California Consumer Privacy Rights

Effective Date: June 30, 2020

Graco Inc. (“Graco”) and its affiliates and subsidiaries (together “we”, “our”, or “us”) are committed to protecting your personal data. We recognize and value the trust that our Graco distributors and End Users place in us when providing us with personal data, which we are committed to safeguarding.

Because our sales are generally to distributors, resellers, and similar business entities, the California Consumer Privacy Act typically will not apply; however, our Graco Global Privacy Policy (“Global Policy”) remains relevant.  In the rare event the California Consumer Privacy Act apply to you, these California Consumer Privacy Rights (“California Rights”) will apply. 

These California Rights explain our personal data collection, usage, and disclosure practices in a framework in accordance with the California Consumer Privacy Act.  To that end, most sections of these California Rights explain rights similar to those outlined in our Global Policy.  Here, we will explain the following:

  1. What personal data we collect about you
  2. How we obtain the personal data about you
  3. How we use your personal data
  4. Who we share your personal data with
  5. How we protect your personal data
  6. What rights you have in relation to your personal data
  7. How we use cookies, tracking, and similar technologies
  8. How you can contact us
  9. How we will update these California Rights

By providing your personal data to us (whether via one of our websites, by email, in person or over the phone), you agree to the processing according to these California Rights.
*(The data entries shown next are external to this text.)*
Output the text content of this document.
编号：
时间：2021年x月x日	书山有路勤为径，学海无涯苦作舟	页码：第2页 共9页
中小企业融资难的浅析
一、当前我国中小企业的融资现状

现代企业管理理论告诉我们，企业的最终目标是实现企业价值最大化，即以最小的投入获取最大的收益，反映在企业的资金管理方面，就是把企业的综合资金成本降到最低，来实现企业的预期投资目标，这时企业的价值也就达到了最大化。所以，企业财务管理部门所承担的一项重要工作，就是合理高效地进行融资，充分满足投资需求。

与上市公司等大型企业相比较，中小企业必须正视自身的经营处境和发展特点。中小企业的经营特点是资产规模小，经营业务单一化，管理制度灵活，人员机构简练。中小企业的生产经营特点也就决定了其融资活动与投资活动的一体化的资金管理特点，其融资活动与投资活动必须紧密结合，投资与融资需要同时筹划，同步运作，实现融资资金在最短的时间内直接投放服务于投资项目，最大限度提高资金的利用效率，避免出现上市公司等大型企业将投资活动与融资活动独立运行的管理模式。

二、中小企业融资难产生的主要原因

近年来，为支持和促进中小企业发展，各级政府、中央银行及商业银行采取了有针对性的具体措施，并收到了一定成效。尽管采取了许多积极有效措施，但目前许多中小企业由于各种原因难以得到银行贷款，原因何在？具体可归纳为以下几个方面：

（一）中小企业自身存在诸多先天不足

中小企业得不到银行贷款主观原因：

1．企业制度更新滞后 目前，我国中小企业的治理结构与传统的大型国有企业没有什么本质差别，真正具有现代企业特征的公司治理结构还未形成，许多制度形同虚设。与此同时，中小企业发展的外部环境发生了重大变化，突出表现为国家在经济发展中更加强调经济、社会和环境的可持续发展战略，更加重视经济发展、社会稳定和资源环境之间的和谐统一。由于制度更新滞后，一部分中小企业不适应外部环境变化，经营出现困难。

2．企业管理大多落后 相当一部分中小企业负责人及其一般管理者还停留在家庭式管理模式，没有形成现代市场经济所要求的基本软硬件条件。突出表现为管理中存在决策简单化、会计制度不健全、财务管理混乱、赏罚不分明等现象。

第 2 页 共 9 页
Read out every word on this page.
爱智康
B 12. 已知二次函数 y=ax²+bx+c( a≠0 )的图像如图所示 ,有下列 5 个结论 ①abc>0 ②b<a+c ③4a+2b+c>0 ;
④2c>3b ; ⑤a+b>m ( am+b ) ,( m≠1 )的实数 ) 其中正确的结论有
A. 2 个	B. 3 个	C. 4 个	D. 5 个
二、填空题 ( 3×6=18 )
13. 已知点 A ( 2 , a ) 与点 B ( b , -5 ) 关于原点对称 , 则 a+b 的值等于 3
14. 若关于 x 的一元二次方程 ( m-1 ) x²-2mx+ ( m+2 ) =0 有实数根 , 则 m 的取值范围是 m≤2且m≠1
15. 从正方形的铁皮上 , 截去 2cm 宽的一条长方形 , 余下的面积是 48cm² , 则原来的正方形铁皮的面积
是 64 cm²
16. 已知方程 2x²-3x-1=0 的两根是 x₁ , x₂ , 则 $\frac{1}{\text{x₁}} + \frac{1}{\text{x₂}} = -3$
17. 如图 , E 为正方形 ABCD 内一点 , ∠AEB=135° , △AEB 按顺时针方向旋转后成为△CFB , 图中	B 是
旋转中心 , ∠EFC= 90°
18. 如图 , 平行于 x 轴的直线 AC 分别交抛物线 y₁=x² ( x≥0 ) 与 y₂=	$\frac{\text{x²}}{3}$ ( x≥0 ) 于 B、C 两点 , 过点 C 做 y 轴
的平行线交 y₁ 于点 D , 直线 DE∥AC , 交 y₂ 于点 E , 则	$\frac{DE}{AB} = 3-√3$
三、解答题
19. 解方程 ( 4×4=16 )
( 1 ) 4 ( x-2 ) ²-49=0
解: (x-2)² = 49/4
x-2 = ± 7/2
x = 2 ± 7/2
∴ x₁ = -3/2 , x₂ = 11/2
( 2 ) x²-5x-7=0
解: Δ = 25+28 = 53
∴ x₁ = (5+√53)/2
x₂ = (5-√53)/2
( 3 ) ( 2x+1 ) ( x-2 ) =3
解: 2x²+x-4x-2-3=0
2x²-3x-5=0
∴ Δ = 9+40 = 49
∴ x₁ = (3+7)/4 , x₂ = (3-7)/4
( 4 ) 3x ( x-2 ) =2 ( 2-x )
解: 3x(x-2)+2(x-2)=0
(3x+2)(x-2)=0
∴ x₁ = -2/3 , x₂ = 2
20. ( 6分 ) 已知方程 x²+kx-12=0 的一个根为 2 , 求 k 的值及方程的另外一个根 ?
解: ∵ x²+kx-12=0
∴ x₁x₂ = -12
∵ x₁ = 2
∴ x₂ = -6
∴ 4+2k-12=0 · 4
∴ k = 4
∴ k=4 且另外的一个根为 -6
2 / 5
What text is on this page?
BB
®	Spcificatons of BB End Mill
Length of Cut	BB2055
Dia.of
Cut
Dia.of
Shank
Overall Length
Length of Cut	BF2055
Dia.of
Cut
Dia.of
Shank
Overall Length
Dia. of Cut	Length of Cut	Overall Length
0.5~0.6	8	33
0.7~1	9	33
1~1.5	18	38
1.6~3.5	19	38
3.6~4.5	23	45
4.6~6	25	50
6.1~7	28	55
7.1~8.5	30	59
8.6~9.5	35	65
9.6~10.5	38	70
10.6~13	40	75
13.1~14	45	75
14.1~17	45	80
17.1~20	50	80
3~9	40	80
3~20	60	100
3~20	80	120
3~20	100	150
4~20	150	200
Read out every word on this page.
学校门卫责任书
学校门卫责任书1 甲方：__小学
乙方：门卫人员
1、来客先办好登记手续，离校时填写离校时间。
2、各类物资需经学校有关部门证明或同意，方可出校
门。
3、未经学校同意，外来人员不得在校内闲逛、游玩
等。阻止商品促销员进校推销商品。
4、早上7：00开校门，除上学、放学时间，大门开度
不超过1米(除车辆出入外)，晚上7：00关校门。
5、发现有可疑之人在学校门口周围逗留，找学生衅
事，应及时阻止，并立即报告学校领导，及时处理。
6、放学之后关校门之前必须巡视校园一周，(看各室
In some cases, further notices highlighting certain uses we wish to make of your personal data together with the ability to opt in or out of selected uses may also be provided to you when we collect personal data from you.

 

1. What personal data we collect about you

We may collect and process different categories of personal data in the course of operating our business and providing our services, such as personal identifiers, commercial information, Internet information, and professional information. These include:

  • Contact information about you such as your first and last name, email address, your phone and fax number, your zip/postal code, your state and country of residence;
  • For businesses (such as sole proprietorships, if any) with accounts with Graco:

1.     Financial data, such as payment related information or bank account details;

2.     Your and your employee’s CIS, Partner Portal, or GEDI passwords;

3.     Contract information (provided the contract party is the end consumer) such as bank account information, creditworthiness, terms of payment and financing;

  • Demographic data such as your address;
  • Website usage and other technical data such as details of your visits to our websites or information collected through cookies and other tracking technologies;
  • Recruitment related data such as your curriculum vitae, your education and employment history, details of professional memberships and other information relevant to potential recruitment to Graco; and
  • Professional information related to you and to those of your employees with access to the CIS, Partner Portal, or GEDI account consisting of your company name, first and last name, (function) title, email address, the company’s general manager’s name, the company’s website, the company’s address, the shipping address and your Graco account number.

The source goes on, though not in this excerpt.